A História do Direito fornece os elementos iniciais para a refutação da responsabilidade civil sem dano. É que o que se defende como novo, na realidade, constitui passado longínquo. Nas primeiras formas de responsabilidade historicamente referidas, de fato, o dano não era propriamente um pressuposto. Era o ilícito, ou seja, o ato humano que definia a responsabilidade. Com o tempo, entretanto, eles foram perdendo sua função penal e deram lugar à ideia de reparação que, obviamente, exigia a existência de um dano. Daí se dizer que a história dos delitos em Roma foi a história de uma degradação progressiva da pena. O processo se repetiu, aliás, não apenas no âmbito do Direito Romano, mas também nos ordenamentos dos povos bárbaros na Idade Média, tais como os primitivos direitos inglês e francês.

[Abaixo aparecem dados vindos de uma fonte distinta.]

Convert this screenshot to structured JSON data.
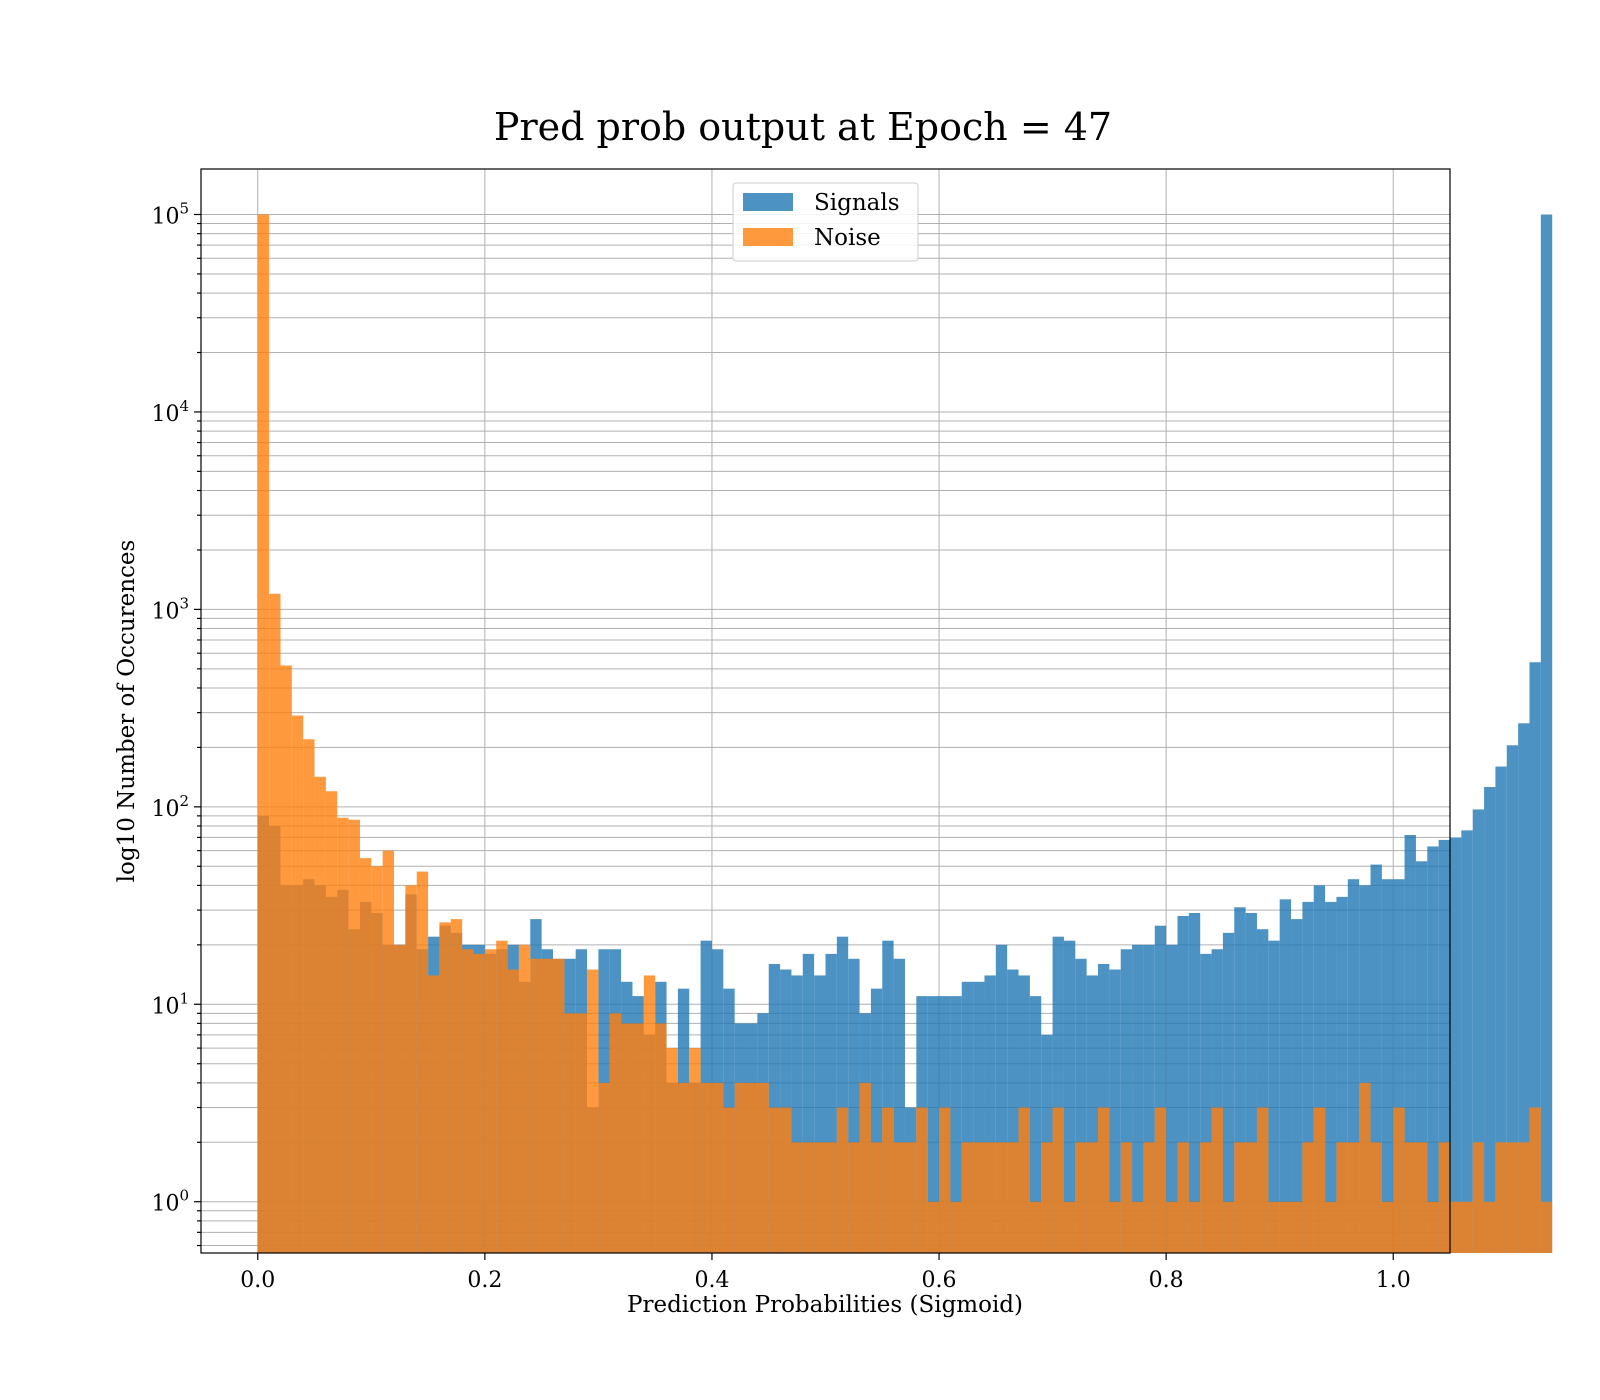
{
  "chart_data": {
    "type": "bar",
    "title": "Pred prob output at Epoch = 47",
    "xlabel": "Prediction Probabilities (Sigmoid)",
    "ylabel": "log10 Number of Occurences",
    "xlim": [
      -0.05,
      1.05
    ],
    "ylim": [
      0.55,
      170000
    ],
    "yscale": "log",
    "grid": true,
    "legend_position": "upper center",
    "x_ticks": [
      {
        "value": 0.0,
        "label": "0.0"
      },
      {
        "value": 0.2,
        "label": "0.2"
      },
      {
        "value": 0.4,
        "label": "0.4"
      },
      {
        "value": 0.6,
        "label": "0.6"
      },
      {
        "value": 0.8,
        "label": "0.8"
      },
      {
        "value": 1.0,
        "label": "1.0"
      }
    ],
    "y_ticks": [
      {
        "value": 1,
        "base": "10",
        "exp": "0"
      },
      {
        "value": 10,
        "base": "10",
        "exp": "1"
      },
      {
        "value": 100,
        "base": "10",
        "exp": "2"
      },
      {
        "value": 1000,
        "base": "10",
        "exp": "3"
      },
      {
        "value": 10000,
        "base": "10",
        "exp": "4"
      },
      {
        "value": 100000,
        "base": "10",
        "exp": "5"
      }
    ],
    "bin_start": 0.0,
    "bin_width": 0.01,
    "series": [
      {
        "name": "Signals",
        "color": "#1f77b4",
        "opacity": 0.8,
        "values": [
          90,
          80,
          40,
          40,
          43,
          40,
          35,
          38,
          24,
          33,
          29,
          20,
          20,
          36,
          19,
          22,
          25,
          23,
          20,
          20,
          18,
          19,
          20,
          13,
          27,
          19,
          17,
          17,
          19,
          3,
          19,
          19,
          13,
          11,
          7,
          13,
          4,
          12,
          4,
          21,
          19,
          12,
          8,
          8,
          9,
          16,
          15,
          14,
          18,
          14,
          18,
          22,
          17,
          9,
          12,
          21,
          17,
          3,
          11,
          11,
          11,
          11,
          13,
          13,
          14,
          20,
          15,
          14,
          11,
          7,
          22,
          21,
          17,
          14,
          16,
          15,
          19,
          20,
          20,
          25,
          20,
          28,
          29,
          18,
          19,
          23,
          31,
          29,
          24,
          21,
          34,
          27,
          33,
          40,
          33,
          35,
          43,
          40,
          51,
          43,
          43,
          72,
          53,
          63,
          68,
          70,
          76,
          97,
          126,
          160,
          205,
          265,
          540,
          100000
        ]
      },
      {
        "name": "Noise",
        "color": "#ff7f0e",
        "opacity": 0.8,
        "values": [
          100000,
          1200,
          520,
          290,
          220,
          142,
          120,
          88,
          86,
          55,
          50,
          60,
          20,
          40,
          47,
          14,
          26,
          27,
          19,
          18,
          19,
          21,
          15,
          20,
          17,
          17,
          17,
          9,
          9,
          15,
          4,
          9,
          8,
          8,
          14,
          8,
          6,
          4,
          6,
          4,
          4,
          3,
          4,
          4,
          4,
          3,
          3,
          2,
          2,
          2,
          2,
          3,
          2,
          4,
          2,
          3,
          2,
          2,
          3,
          1,
          3,
          1,
          2,
          2,
          2,
          2,
          2,
          3,
          1,
          2,
          3,
          1,
          2,
          2,
          3,
          1,
          2,
          1,
          2,
          3,
          1,
          2,
          1,
          2,
          3,
          1,
          2,
          2,
          3,
          1,
          1,
          1,
          2,
          3,
          1,
          2,
          2,
          4,
          2,
          1,
          3,
          2,
          2,
          1,
          2,
          1,
          1,
          2,
          1,
          2,
          2,
          2,
          3,
          1
        ]
      }
    ]
  }
}
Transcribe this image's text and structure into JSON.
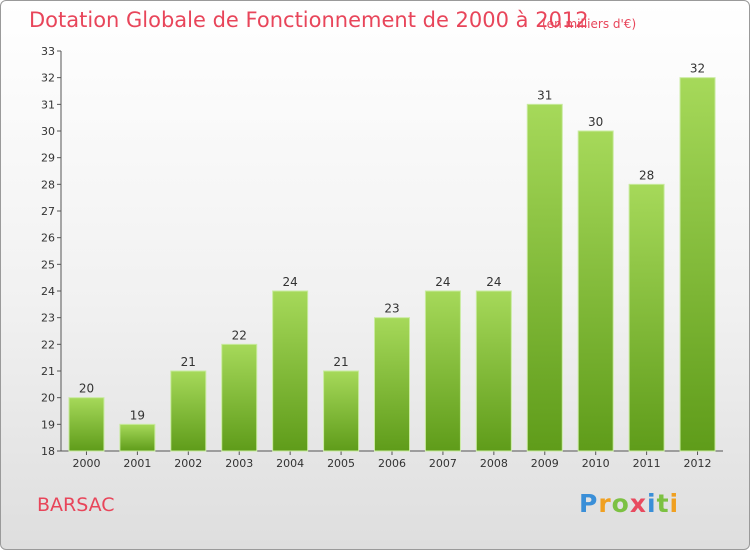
{
  "chart_data": {
    "type": "bar",
    "title": "Dotation Globale de Fonctionnement de 2000 à 2012",
    "subtitle": "(en milliers d'€)",
    "categories": [
      "2000",
      "2001",
      "2002",
      "2003",
      "2004",
      "2005",
      "2006",
      "2007",
      "2008",
      "2009",
      "2010",
      "2011",
      "2012"
    ],
    "values": [
      20,
      19,
      21,
      22,
      24,
      21,
      23,
      24,
      24,
      31,
      30,
      28,
      32
    ],
    "ylim": [
      18,
      33
    ],
    "yticks": [
      18,
      19,
      20,
      21,
      22,
      23,
      24,
      25,
      26,
      27,
      28,
      29,
      30,
      31,
      32,
      33
    ],
    "grid": false,
    "data_labels": true,
    "colors": {
      "bar_top": "#a6d95a",
      "bar_bottom": "#5f9c1a",
      "title": "#e8455a"
    }
  },
  "place_name": "BARSAC",
  "logo": {
    "letters": [
      "P",
      "r",
      "o",
      "x",
      "i",
      "t",
      "i"
    ],
    "colors": [
      "#3a8fd8",
      "#f0a020",
      "#7cc142",
      "#e84a5f",
      "#3a8fd8",
      "#7cc142",
      "#f0a020"
    ]
  }
}
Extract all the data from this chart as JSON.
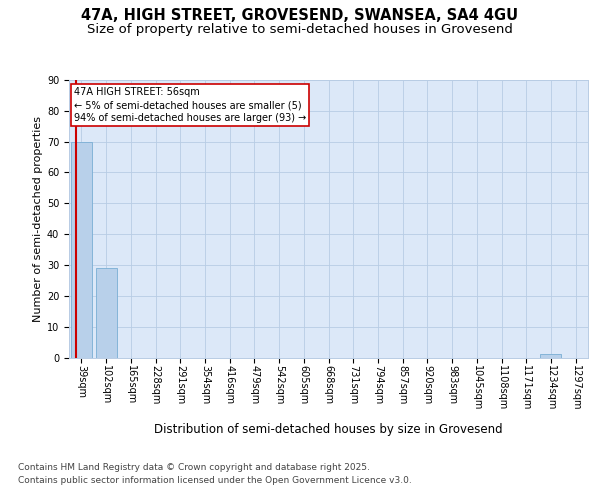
{
  "title": "47A, HIGH STREET, GROVESEND, SWANSEA, SA4 4GU",
  "subtitle": "Size of property relative to semi-detached houses in Grovesend",
  "xlabel": "Distribution of semi-detached houses by size in Grovesend",
  "ylabel": "Number of semi-detached properties",
  "categories": [
    "39sqm",
    "102sqm",
    "165sqm",
    "228sqm",
    "291sqm",
    "354sqm",
    "416sqm",
    "479sqm",
    "542sqm",
    "605sqm",
    "668sqm",
    "731sqm",
    "794sqm",
    "857sqm",
    "920sqm",
    "983sqm",
    "1045sqm",
    "1108sqm",
    "1171sqm",
    "1234sqm",
    "1297sqm"
  ],
  "values": [
    70,
    29,
    0,
    0,
    0,
    0,
    0,
    0,
    0,
    0,
    0,
    0,
    0,
    0,
    0,
    0,
    0,
    0,
    0,
    1,
    0
  ],
  "bar_color": "#b8d0ea",
  "bar_edge_color": "#7aaed4",
  "background_color": "#dce8f8",
  "grid_color": "#b8cce4",
  "annotation_text": "47A HIGH STREET: 56sqm\n← 5% of semi-detached houses are smaller (5)\n94% of semi-detached houses are larger (93) →",
  "annotation_box_color": "#ffffff",
  "annotation_border_color": "#cc0000",
  "footer_line1": "Contains HM Land Registry data © Crown copyright and database right 2025.",
  "footer_line2": "Contains public sector information licensed under the Open Government Licence v3.0.",
  "ylim": [
    0,
    90
  ],
  "yticks": [
    0,
    10,
    20,
    30,
    40,
    50,
    60,
    70,
    80,
    90
  ],
  "title_fontsize": 10.5,
  "subtitle_fontsize": 9.5,
  "axis_label_fontsize": 8,
  "tick_fontsize": 7,
  "footer_fontsize": 6.5,
  "redline_color": "#cc0000"
}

G. Marton, um autor reconhecido pela leveza no pensamento e razoabilidade de ideias, destacou justamente por isso que a indenização civil, sem prescindir de uma lógica preventiva geral, permitiria sancionar de forma adequada as lesões praticadas contra o patrimônio ou integridade de um indivíduo, sem, contudo, jogar o ofensor na vala comum do Direito Penal que mancha sua honra e lhe desconstrói a índole[7]. De fato, essa constitui provavelmente a mais importante razão de ordem ideológica contra a ideia de uma responsabilidade sem dano. É que o dano funciona como uma espécie de válvula de segurança contra eventuais arbítrios.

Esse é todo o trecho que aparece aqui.